Bob’s view is that we need to be looking at blending sample surveys and big data if we want to get valid estimates. This is not an easy task and involves three things:
- Development of some very complex models.
- Existence of shared covariates in the survey and big data source(s).
- Careful assessment of measurement properties of the big data items and their coverage.
One of the things people working with administrative data in national statistical institutes already are discovering is that merging these sources results in lots of missing data. So presumably much of that complex modeling referenced above involves imputation, not something that we in MR generally do with our datasets.
He concluded by arguing that much of the future for research will be model based. That has at least three important implications.
- Transparency is going to be more important than ever.
- We will need an understanding of statistics that is well beyond what we are accustomed to.
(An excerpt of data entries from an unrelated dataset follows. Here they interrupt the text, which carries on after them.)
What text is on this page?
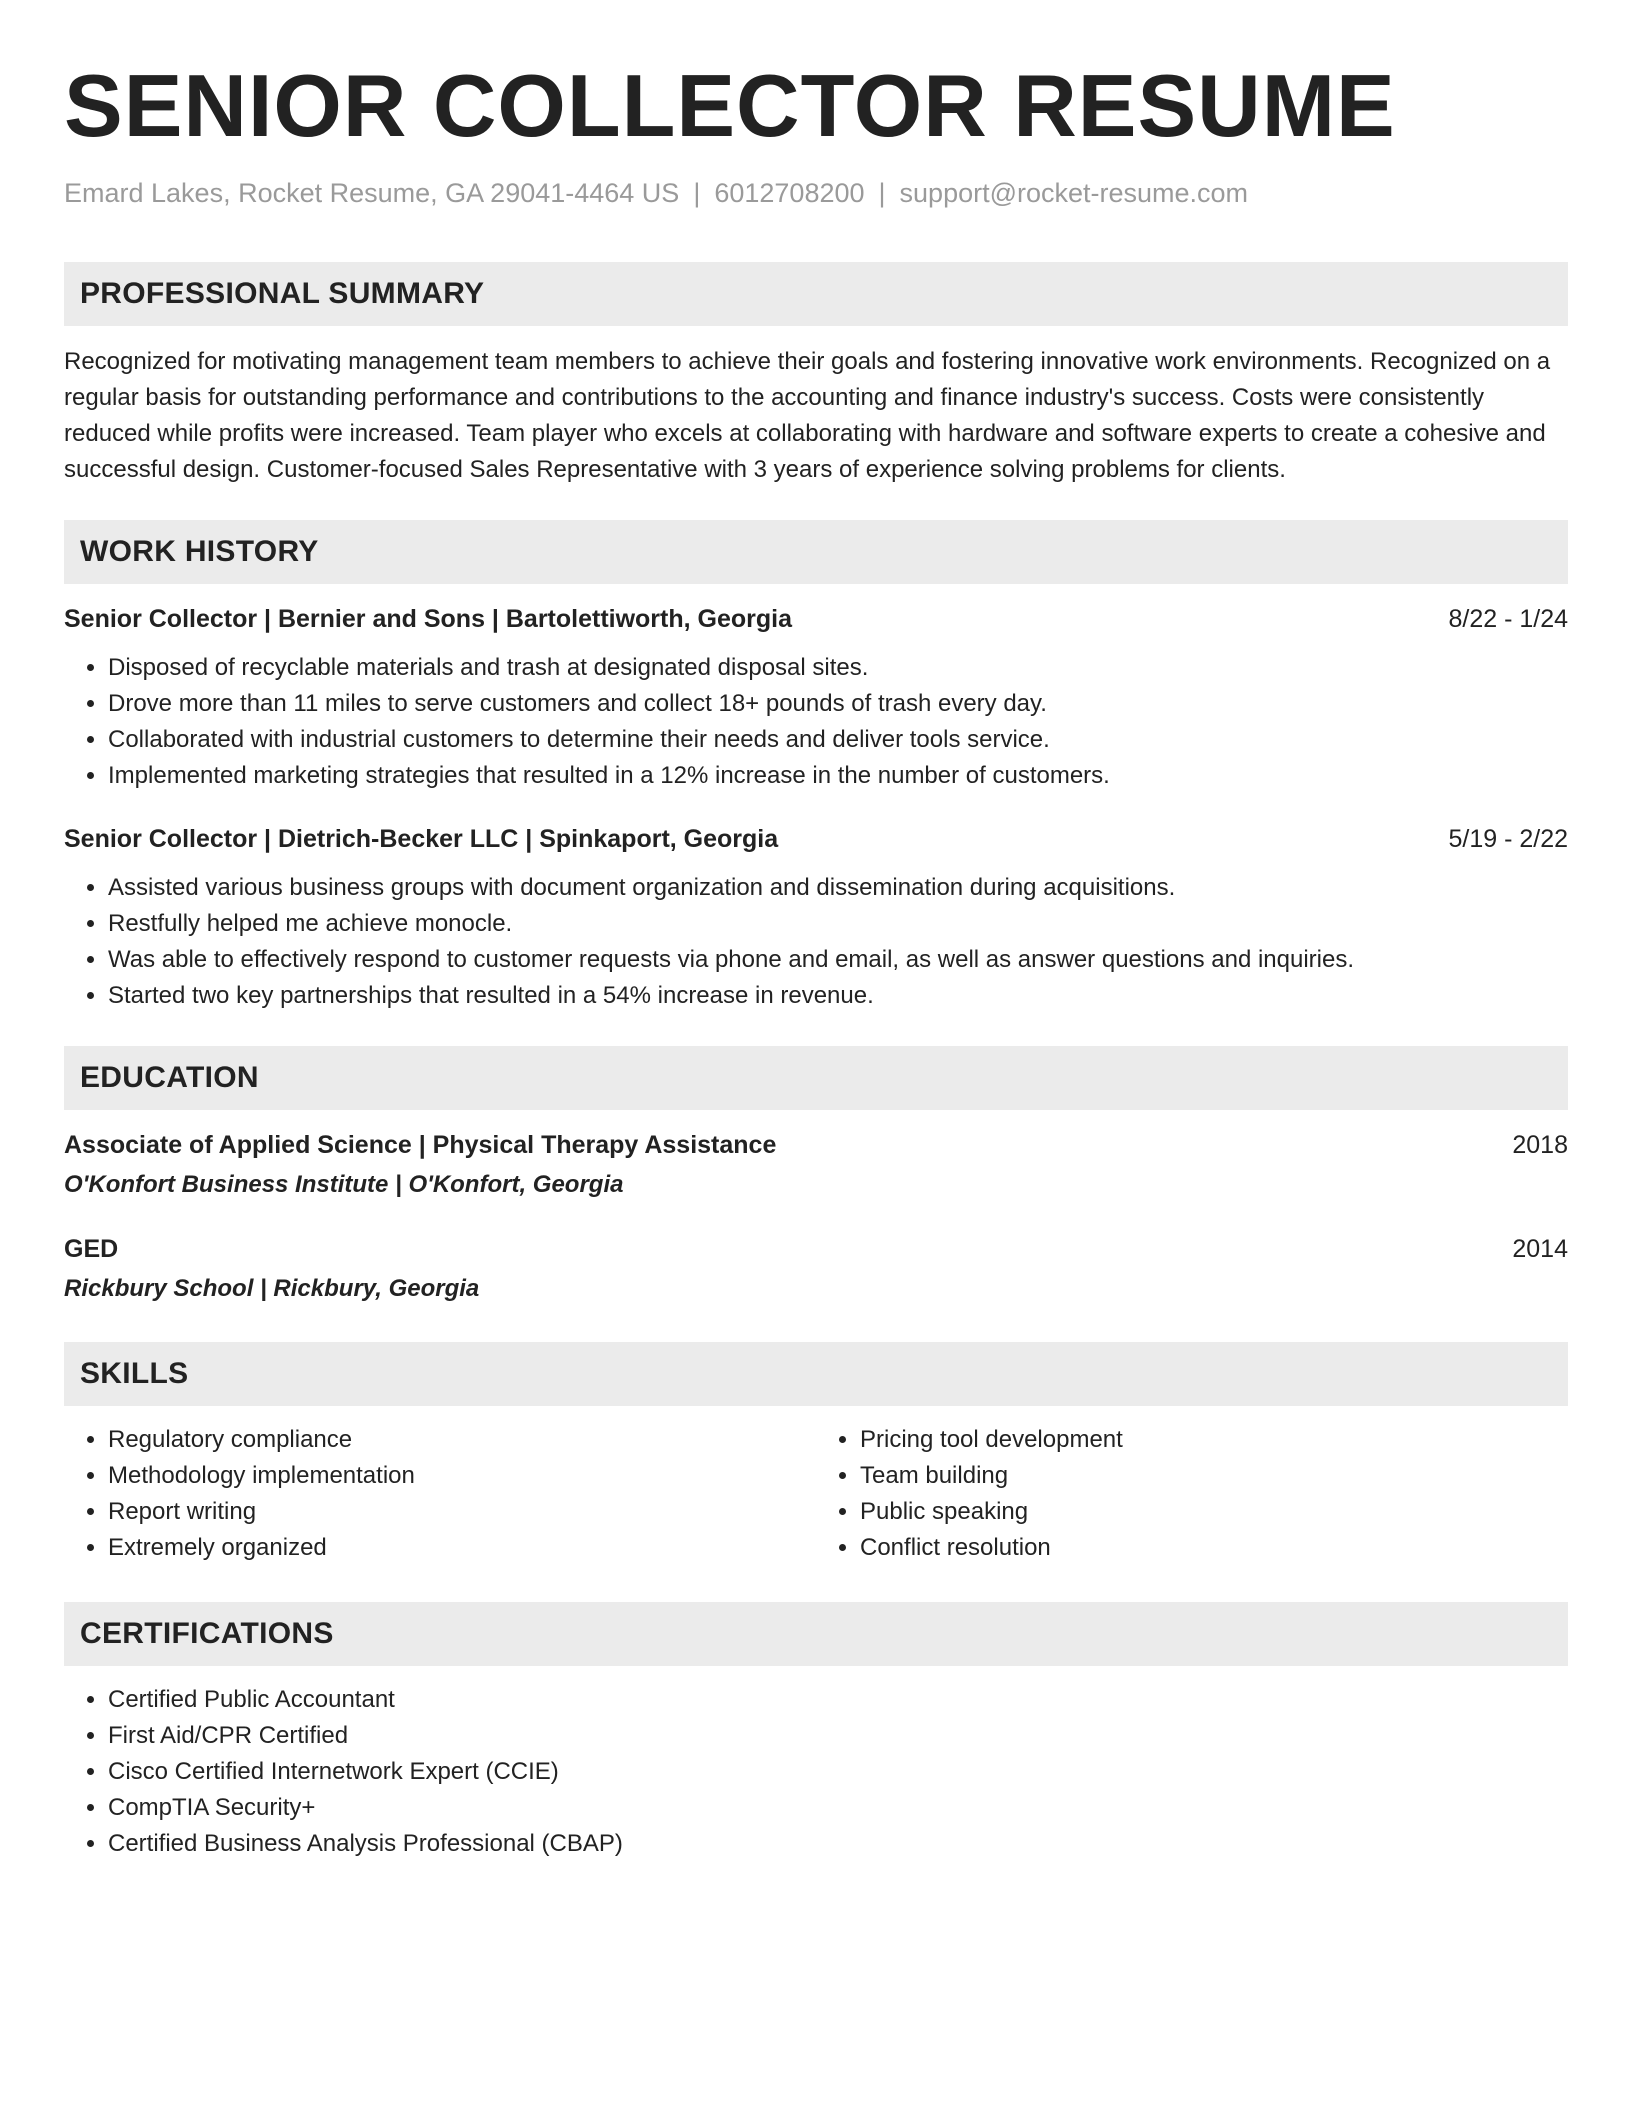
SENIOR COLLECTOR RESUME
Emard Lakes, Rocket Resume, GA 29041-4464 US | 6012708200 | support@rocket-resume.com
PROFESSIONAL SUMMARY

Recognized for motivating management team members to achieve their goals and fostering innovative work environments. Recognized on a regular basis for outstanding performance and contributions to the accounting and finance industry's success. Costs were consistently reduced while profits were increased. Team player who excels at collaborating with hardware and software experts to create a cohesive and successful design. Customer-focused Sales Representative with 3 years of experience solving problems for clients.

WORK HISTORY
Senior Collector | Bernier and Sons | Bartolettiworth, Georgia	8/22 - 1/24
• Disposed of recyclable materials and trash at designated disposal sites.
• Drove more than 11 miles to serve customers and collect 18+ pounds of trash every day.
• Collaborated with industrial customers to determine their needs and deliver tools service.
• Implemented marketing strategies that resulted in a 12% increase in the number of customers.
Senior Collector | Dietrich-Becker LLC | Spinkaport, Georgia	5/19 - 2/22
• Assisted various business groups with document organization and dissemination during acquisitions.
• Restfully helped me achieve monocle.
• Was able to effectively respond to customer requests via phone and email, as well as answer questions and inquiries.
• Started two key partnerships that resulted in a 54% increase in revenue.
EDUCATION
Associate of Applied Science | Physical Therapy Assistance	2018
O'Konfort Business Institute | O'Konfort, Georgia
GED	2014
Rickbury School | Rickbury, Georgia
SKILLS
• Regulatory compliance
• Methodology implementation
• Report writing
• Extremely organized
• Pricing tool development
• Team building
• Public speaking
• Conflict resolution
CERTIFICATIONS
• Certified Public Accountant
• First Aid/CPR Certified
• Cisco Certified Internetwork Expert (CCIE)
• CompTIA Security+
• Certified Business Analysis Professional (CBAP)
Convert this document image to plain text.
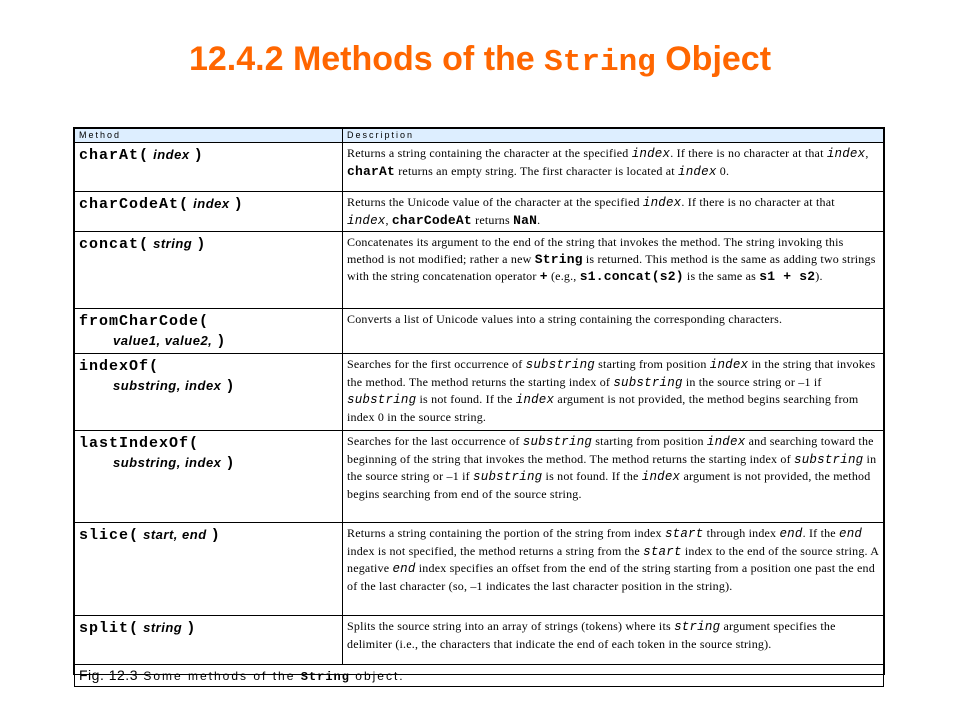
12.4.2 Methods of the String Object
Method	Description

charAt( index )	Returns a string containing the character at the specified index. If there is no character at that index, charAt returns an empty string. The first character is located at index 0.

charCodeAt( index )	Returns the Unicode value of the character at the specified index. If there is no character at that index, charCodeAt returns NaN.

concat( string )	Concatenates its argument to the end of the string that invokes the method. The string invoking this method is not modified; rather a new String is returned. This method is the same as adding two strings with the string concatenation operator + (e.g., s1.concat(s2) is the same as s1 + s2).

fromCharCode(
value1, value2, )	Converts a list of Unicode values into a string containing the corresponding characters.

indexOf(
substring, index )	Searches for the first occurrence of substring starting from position index in the string that invokes the method. The method returns the starting index of substring in the source string or –1 if substring is not found. If the index argument is not provided, the method begins searching from index 0 in the source string.

lastIndexOf(
substring, index )	Searches for the last occurrence of substring starting from position index and searching toward the beginning of the string that invokes the method. The method returns the starting index of substring in the source string or –1 if substring is not found. If the index argument is not provided, the method begins searching from end of the source string.

slice( start, end )	Returns a string containing the portion of the string from index start through index end. If the end index is not specified, the method returns a string from the start index to the end of the source string. A negative end index specifies an offset from the end of the string starting from a position one past the end of the last character (so, –1 indicates the last character position in the string).

split( string )	Splits the source string into an array of strings (tokens) where its string argument specifies the delimiter (i.e., the characters that indicate the end of each token in the source string).
Fig. 12.3 Some methods of the String object.	
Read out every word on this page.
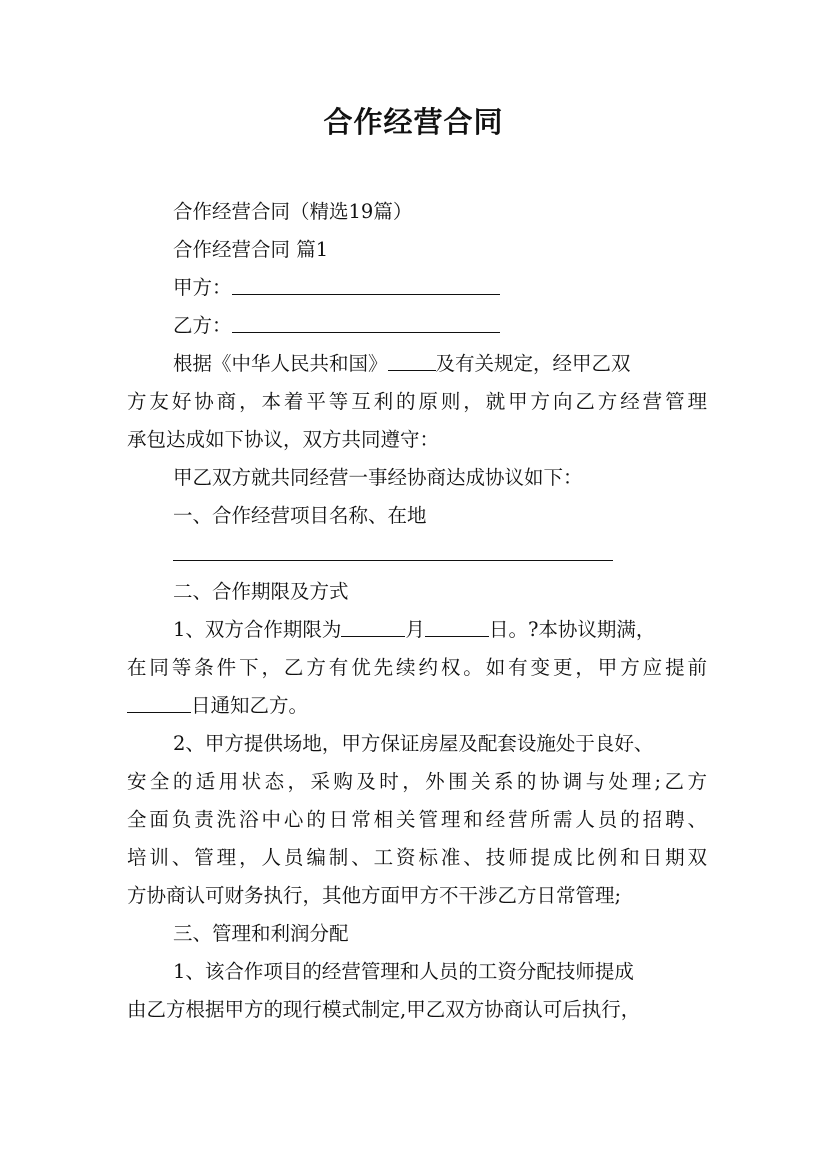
合作经营合同
合作经营合同（精选19篇）
合作经营合同 篇1
甲方：
乙方：
根据《中华人民共和国》 及有关规定，经甲乙双
方友好协商，本着平等互利的原则，就甲方向乙方经营管理
承包达成如下协议，双方共同遵守：
甲乙双方就共同经营一事经协商达成协议如下：
一、合作经营项目名称、在地
二、合作期限及方式
1、双方合作期限为	月	日。?本协议期满，
在同等条件下，乙方有优先续约权。如有变更，甲方应提前
日通知乙方。
2、甲方提供场地，甲方保证房屋及配套设施处于良好、
安全的适用状态，采购及时，外围关系的协调与处理;乙方
全面负责洗浴中心的日常相关管理和经营所需人员的招聘、
培训、管理，人员编制、工资标准、技师提成比例和日期双
方协商认可财务执行，其他方面甲方不干涉乙方日常管理;
三、管理和利润分配
1、该合作项目的经营管理和人员的工资分配技师提成
由乙方根据甲方的现行模式制定,甲乙双方协商认可后执行，
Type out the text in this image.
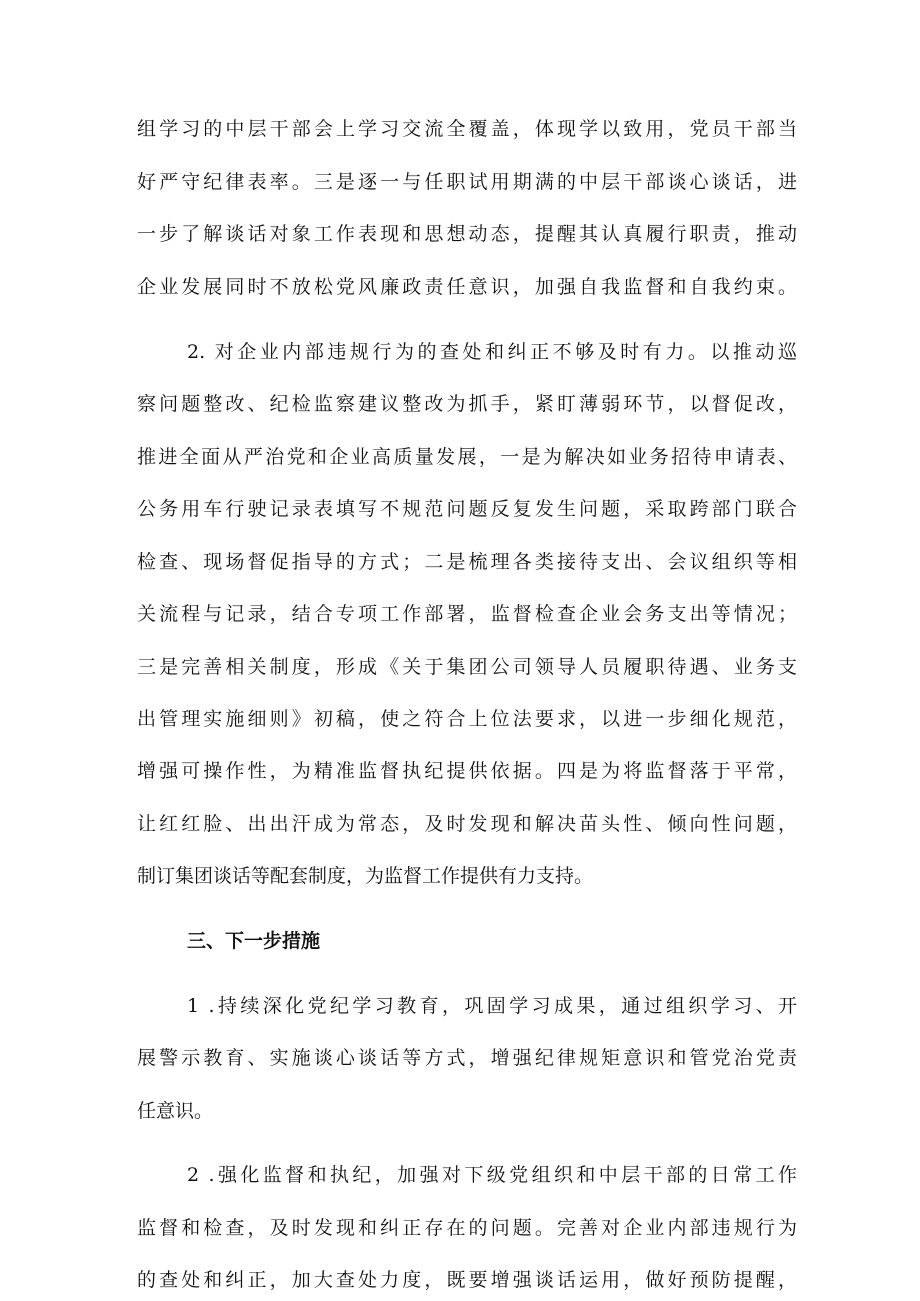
组学习的中层干部会上学习交流全覆盖，体现学以致用，党员干部当
好严守纪律表率。三是逐一与任职试用期满的中层干部谈心谈话，进
一步了解谈话对象工作表现和思想动态，提醒其认真履行职责，推动
企业发展同时不放松党风廉政责任意识，加强自我监督和自我约束。
2. 对企业内部违规行为的查处和纠正不够及时有力。以推动巡
察问题整改、纪检监察建议整改为抓手，紧盯薄弱环节，以督促改，
推进全面从严治党和企业高质量发展，一是为解决如业务招待申请表、
公务用车行驶记录表填写不规范问题反复发生问题，采取跨部门联合
检查、现场督促指导的方式；二是梳理各类接待支出、会议组织等相
关流程与记录，结合专项工作部署，监督检查企业会务支出等情况；
三是完善相关制度，形成《关于集团公司领导人员履职待遇、业务支
出管理实施细则》初稿，使之符合上位法要求，以进一步细化规范，
增强可操作性，为精准监督执纪提供依据。四是为将监督落于平常，
让红红脸、出出汗成为常态，及时发现和解决苗头性、倾向性问题，
制订集团谈话等配套制度，为监督工作提供有力支持。
三、下一步措施
1 .持续深化党纪学习教育，巩固学习成果，通过组织学习、开
展警示教育、实施谈心谈话等方式，增强纪律规矩意识和管党治党责
任意识。
2 .强化监督和执纪，加强对下级党组织和中层干部的日常工作
监督和检查，及时发现和纠正存在的问题。完善对企业内部违规行为
的查处和纠正，加大查处力度，既要增强谈话运用，做好预防提醒，
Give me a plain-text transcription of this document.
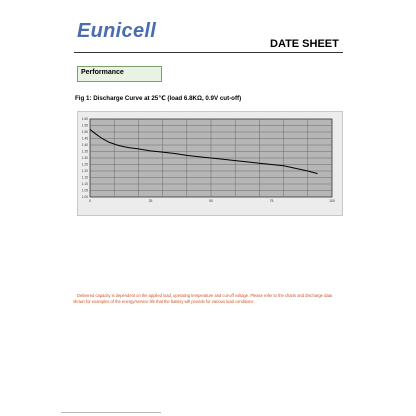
Eunicell
DATE SHEET
Performance
Fig 1: Discharge Curve at 25℃ (load 6.8KΩ, 0.9V cut-off)
1.60
1.55
1.50
1.45
1.40
1.35
1.30
1.25
1.20
1.15
1.10
1.05
1.00
0	25	50	75	100
Delivered capacity is dependent on the applied load, operating temperature and cut-off voltage. Please refer to the charts and discharge data shown for examples of the energy/service life that the battery will provide for various load conditions.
- There will be a need for uncertainty measures (much like we have margin of error now), which have yet to be invented.
In a brief conversation afterwards we agreed that issues of consent and privacy protection were also significantly more challenging than what we now face. He just didn’t have the time to get into them.
As I listened it struck me that he was describing a level of rigor that I have yet to hear in discussions about big data within MRX. Maybe all that says is that the “rigor gap” that currently exits between MR and those who work in social policy research will just continue into the future unaddressed. Sorry to say it, but that would not surprise me.